8 Ch.6 : 40329 MINUTES

Hari ke-enam berada di kota kelahiran. Aku harus bisa menyelesaikan masalahku sebelum satu bulan. Tak tahu mengapa aku rindu jerman. Aku rindu nenek dan kakek yang sedang berada di jerman. Aku juga merindukan teman-temanku disana. Rindu disaat kita pergi ke mall bersama, berbelanja, makan di cafetaria atau restoran dan diakhir pekan selalu berjalan-jalan mengelilingi Jerman.

Aku harus segera mencari cara untuk memulai semuanya. Semuanya tak boleh di tunda-tunda lagi. Agar aku bisa dengan cepat pulang ke Jerman. Tapi masalah utamanya adalah pada papa, papa sedang tidak ada di bandung mau tak mau aku harus menunggu papa pulang.

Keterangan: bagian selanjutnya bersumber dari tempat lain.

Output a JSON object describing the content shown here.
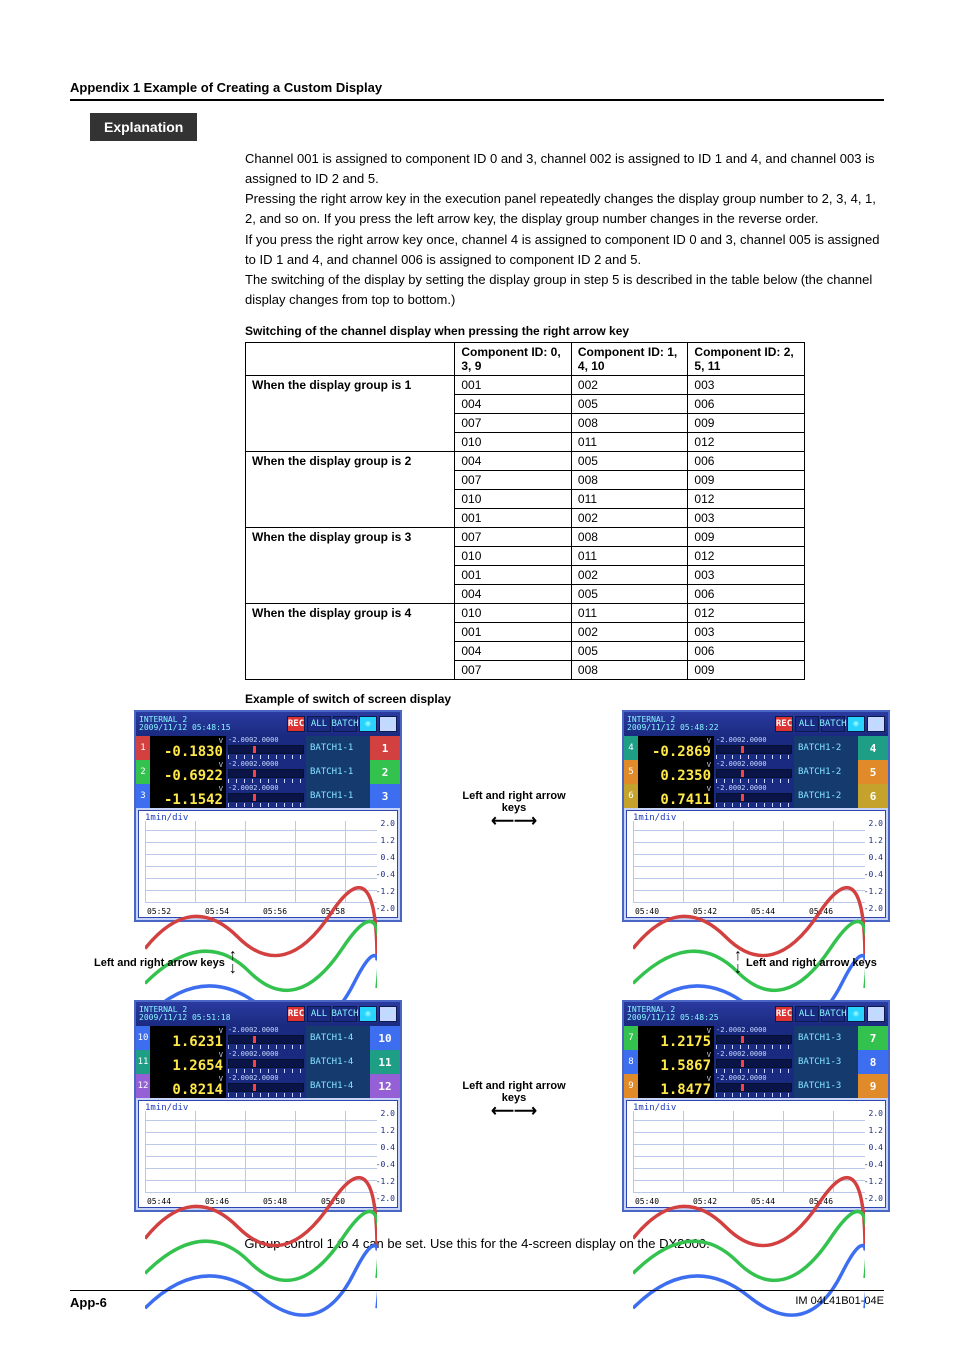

Aku merasa tak enak badan. Badanku mengigil, padahal ac tidak dinyalakan. Aku juga sudah menggunakan selimut. Mungkin ini akibat dari hujan-hujanan kemarin bersama Fahmi. Daya tahan tubuhku memang lemah sedari kecil, tapi apalah dayaku disaat rintik hujan itu sungguh sangat menggoda iman dan ternyata merobohkan dinding pertahananku.

Aku ingin minum tetapi persedian air minum di kamar tidak ada. Aku harus beranjak tapi kepalaku rasanya pusing sekali.

Aku mencoba berdiri. Berdiri pada apapun yang bisa kupegang untuk menopang beban badanku. Aku menyusuri tangga.Rumah terlihat masih sepi karena seluruhu penghuni di rumah ini pasti masih terlelap. Padahal biasanya mama sudah terbangun jika waktu menunjuka pukul setengah lima pagi.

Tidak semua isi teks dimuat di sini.